Steinar Madsen, MD, medical director of the Norwegian Medicines Agency, shared lessons learned from the Norwegian experience with biosimilars in a Wednesday talk at the SMi Biosimilars North America conference.
Steinar Madsen, MD, medical director of the Norwegian Medicines Agency (NMA), shared lessons learned from the Norwegian experience with biosimilars in a Wednesday talk at the SMi Biosimilars North America conference.
Madsen opened his session by saying that, as a physician, “the most important thing is that I can treat all of my patients,” and noting that biosimilars have allowed for significantly increased access to biologics—especially anti—tumor necrosis factor agents—in Norway. “We start with the biological in an earlier stage than we previously did,” said Madsen, and added that “today, patients with [rheumatoid arthritis] get much better treatment than they did 10 years ago. That’s absolutely certain.”
Norway, which recommends switching to biosimilars—and provides strong financial incentives to health systems that switch to biosimilars—has been hailed as a model for the rest of the world. Yet prescriber acceptance and adoption of biosimilar therapies did not happen overnight. “I’ve been doing myth-busting,” Madsen said. “The most important myth is that the reference product is the gold standard.

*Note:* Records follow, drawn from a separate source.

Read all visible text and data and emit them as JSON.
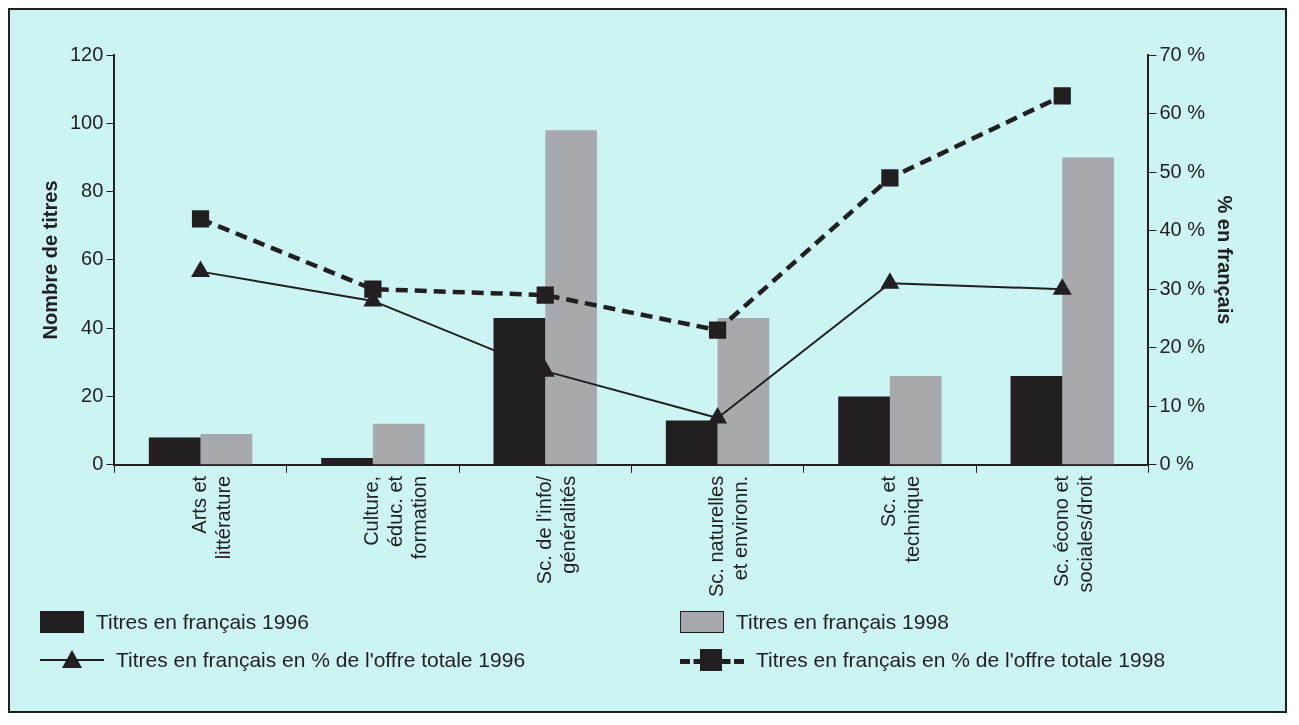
{
  "chart_data": {
    "type": "bar",
    "ylabel": "Nombre de titres",
    "y2label": "% en français",
    "categories": [
      "Arts et\nlittérature",
      "Culture,\néduc. et\nformation",
      "Sc. de l'info/\ngénéralités",
      "Sc. naturelles\net environn.",
      "Sc. et\ntechnique",
      "Sc. écono et\nsociales/droit"
    ],
    "series": [
      {
        "name": "Titres en français 1996",
        "color": "#231f20",
        "values": [
          8,
          2,
          43,
          13,
          20,
          26
        ]
      },
      {
        "name": "Titres en français 1998",
        "color": "#a7a9ac",
        "values": [
          9,
          12,
          98,
          43,
          26,
          90
        ]
      },
      {
        "name": "Titres en français en % de l'offre totale 1996",
        "type": "line",
        "axis": "y2",
        "color": "#231f20",
        "marker": "triangle",
        "line_style": "solid",
        "values": [
          33,
          28,
          16,
          8,
          31,
          30
        ]
      },
      {
        "name": "Titres en français en % de l'offre totale 1998",
        "type": "line",
        "axis": "y2",
        "color": "#231f20",
        "marker": "square",
        "line_style": "dashed",
        "values": [
          42,
          30,
          29,
          23,
          49,
          63
        ]
      }
    ],
    "ylim": [
      0,
      120
    ],
    "yticks": [
      0,
      20,
      40,
      60,
      80,
      100,
      120
    ],
    "y2lim": [
      0,
      70
    ],
    "y2ticks": [
      {
        "value": 0,
        "label": "0 %"
      },
      {
        "value": 10,
        "label": "10 %"
      },
      {
        "value": 20,
        "label": "20 %"
      },
      {
        "value": 30,
        "label": "30 %"
      },
      {
        "value": 40,
        "label": "40 %"
      },
      {
        "value": 50,
        "label": "50 %"
      },
      {
        "value": 60,
        "label": "60 %"
      },
      {
        "value": 70,
        "label": "70 %"
      }
    ],
    "grid": false,
    "legend": "bottom"
  }
}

This was repeated to doctors again and again,” and physicians “were considerably influenced by the anti-biosimilar campaign.”
However, physician education, said Madsen, has ensured that Norwegian physicians are now widely aware of the batch-to-batch variability with biologics, and that biosimilars are non-inferior to their references. Patients, too, he said, have become less skeptical of these therapies as they see more patients gaining access to high-quality treatments.

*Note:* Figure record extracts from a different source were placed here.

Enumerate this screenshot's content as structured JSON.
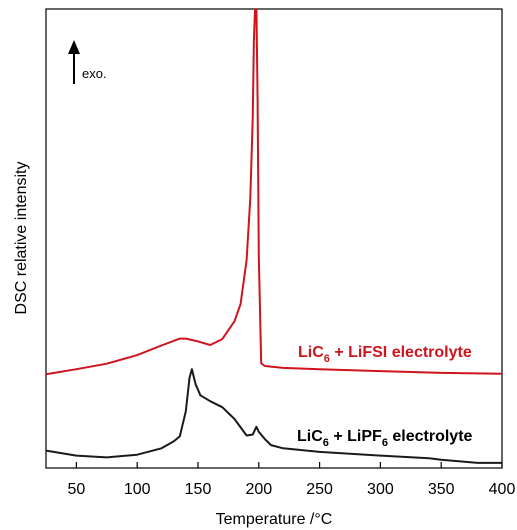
{
  "chart_data": {
    "type": "line",
    "xlabel": "Temperature /°C",
    "ylabel": "DSC relative intensity",
    "xlim": [
      25,
      400
    ],
    "ylim": [
      0,
      100
    ],
    "x_ticks": [
      "50",
      "100",
      "150",
      "200",
      "250",
      "300",
      "350",
      "400"
    ],
    "y_ticks_shown": false,
    "annotation": {
      "arrow": "up",
      "text": "exo."
    },
    "series": [
      {
        "label_parts": [
          "LiC",
          "6",
          " + LiFSI electrolyte"
        ],
        "color": "#d0141e",
        "x": [
          25,
          50,
          75,
          100,
          120,
          135,
          140,
          150,
          160,
          170,
          180,
          185,
          190,
          193,
          195,
          196,
          197,
          198,
          199,
          200,
          202,
          205,
          220,
          250,
          300,
          350,
          400
        ],
        "y": [
          19.2,
          20.3,
          21.5,
          23.4,
          25.5,
          27.0,
          27.0,
          26.4,
          25.6,
          26.9,
          30.8,
          34.6,
          44.2,
          57.7,
          75.0,
          92.3,
          100,
          100,
          79.0,
          45.0,
          21.6,
          21.0,
          20.6,
          20.3,
          19.9,
          19.5,
          19.3
        ]
      },
      {
        "label_parts": [
          "LiC",
          "6",
          " + LiPF",
          "6",
          " electrolyte"
        ],
        "color": "#1a1a1a",
        "x": [
          25,
          50,
          75,
          100,
          120,
          130,
          135,
          140,
          143,
          145,
          148,
          152,
          160,
          170,
          180,
          190,
          195,
          198,
          200,
          205,
          210,
          220,
          250,
          300,
          340,
          350,
          380,
          400
        ],
        "y": [
          2.5,
          1.4,
          1.0,
          1.6,
          3.0,
          4.5,
          5.6,
          11.1,
          18.4,
          20.3,
          17.0,
          14.6,
          13.3,
          12.0,
          9.4,
          5.8,
          6.0,
          7.7,
          6.6,
          5.0,
          3.7,
          3.0,
          2.2,
          1.4,
          0.8,
          0.5,
          -0.2,
          -0.2
        ]
      }
    ]
  }
}
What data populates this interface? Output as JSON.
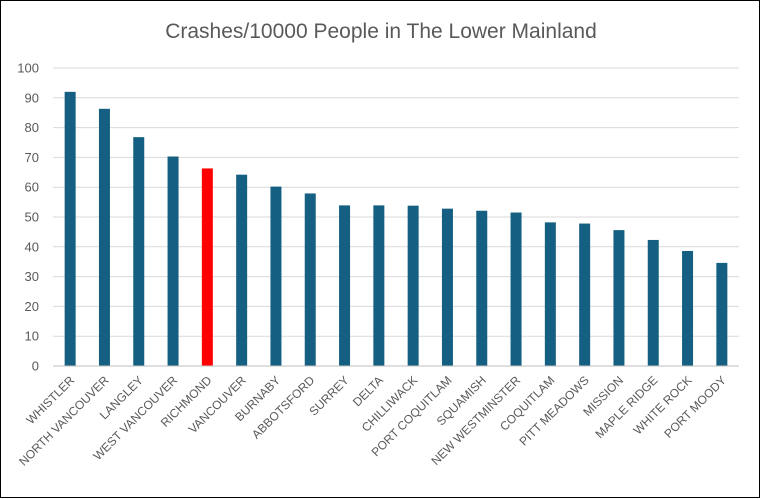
{
  "chart_data": {
    "type": "bar",
    "title": "Crashes/10000 People in The Lower Mainland",
    "xlabel": "",
    "ylabel": "",
    "ylim": [
      0,
      100
    ],
    "yticks": [
      "0",
      "10",
      "20",
      "30",
      "40",
      "50",
      "60",
      "70",
      "80",
      "90",
      "100"
    ],
    "grid": true,
    "legend": "none",
    "categories": [
      "WHISTLER",
      "NORTH VANCOUVER",
      "LANGLEY",
      "WEST VANCOUVER",
      "RICHMOND",
      "VANCOUVER",
      "BURNABY",
      "ABBOTSFORD",
      "SURREY",
      "DELTA",
      "CHILLIWACK",
      "PORT COQUITLAM",
      "SQUAMISH",
      "NEW WESTMINSTER",
      "COQUITLAM",
      "PITT MEADOWS",
      "MISSION",
      "MAPLE RIDGE",
      "WHITE ROCK",
      "PORT MOODY"
    ],
    "values": [
      92,
      86.3,
      76.8,
      70.3,
      66.3,
      64.2,
      60.2,
      57.9,
      53.9,
      53.9,
      53.8,
      52.8,
      52.1,
      51.5,
      48.2,
      47.8,
      45.6,
      42.3,
      38.6,
      34.6
    ],
    "colors": {
      "default": "#156082",
      "highlight": "#ff0000"
    },
    "highlight_category": "RICHMOND"
  }
}
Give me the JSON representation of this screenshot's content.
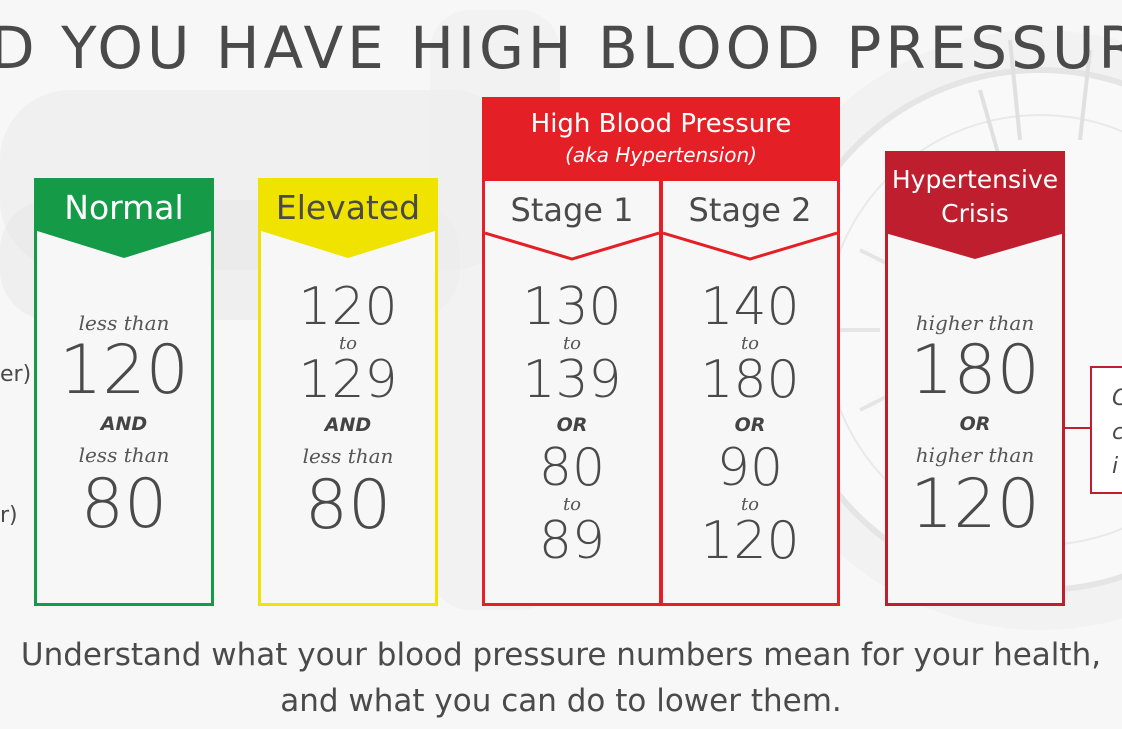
{
  "title": "D YOU HAVE HIGH BLOOD PRESSUR",
  "left_labels": [
    "er)",
    "r)"
  ],
  "colors": {
    "normal": "#159a48",
    "elevated": "#f1e300",
    "high": "#e41f26",
    "crisis": "#be1e2d"
  },
  "high_group": {
    "title": "High Blood Pressure",
    "subtitle": "(aka Hypertension)"
  },
  "categories": [
    {
      "id": "normal",
      "label": "Normal",
      "upper_prefix": "less than",
      "upper": "120",
      "join": "AND",
      "lower_prefix": "less than",
      "lower": "80"
    },
    {
      "id": "elevated",
      "label": "Elevated",
      "upper_from": "120",
      "upper_to_word": "to",
      "upper_to": "129",
      "join": "AND",
      "lower_prefix": "less than",
      "lower": "80"
    },
    {
      "id": "stage1",
      "label": "Stage 1",
      "upper_from": "130",
      "upper_to_word": "to",
      "upper_to": "139",
      "join": "OR",
      "lower_from": "80",
      "lower_to_word": "to",
      "lower_to": "89"
    },
    {
      "id": "stage2",
      "label": "Stage 2",
      "upper_from": "140",
      "upper_to_word": "to",
      "upper_to": "180",
      "join": "OR",
      "lower_from": "90",
      "lower_to_word": "to",
      "lower_to": "120"
    },
    {
      "id": "crisis",
      "label_line1": "Hypertensive",
      "label_line2": "Crisis",
      "upper_prefix": "higher than",
      "upper": "180",
      "join": "OR",
      "lower_prefix": "higher than",
      "lower": "120"
    }
  ],
  "right_fragment": [
    "C",
    "c",
    "i"
  ],
  "footer": {
    "line1": "Understand what your blood pressure numbers mean for your health,",
    "line2": "and what you can do to lower them."
  }
}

Madsen had words of advice for US healthcare stakeholders—to whom he said, “You have the worst healthcare system in the world if you look at how much you spend on it,”—on the following topics:
In Madsen’s view, the US emphasis on interchangeability of biosimilars with their reference products is unwarranted. The NMA’s official opposition on switching among products is that it is not only safe to switch from a reference product to a biosimilar, but that it is also safe to switch among biosimilars of the same reference. Further clinical studies on the matter, he said, are unnecessary.
The Norwegian approach to pharmacovigilance for biosimilars also stands in contrast to FDA policies. The FDA requires a 4-letter suffix, devoid of meaning, to be appended to the names of biosimilars in order to track any adverse events related to individual biosimilars. By contrast, Norwegian regulators have devised a soon-to-be-implemented system in which specific batches of products will be correlated with any adverse events or anti-drug antibodies using a unique number assigned to patient packages of drugs. These numbers will be automatically transmitted to patient’s health records when the biologics are dispensed to patients.
Pricing and Competition
Finally, Madsen told US biosimilar developers that, when determining how to price their products against reference products, “the magic [number] is 40%.” This discount, he indicated, is sufficiently aggressive to spur meaningful price competition.
However, because the US market stands in contrast to Norway’s tender system, where there is “no wheeling and dealing, no kickbacks,” Madsen added that the United States should implement restrictions on retroactive price-matching and the bundling of products to help preserve true competition in the market.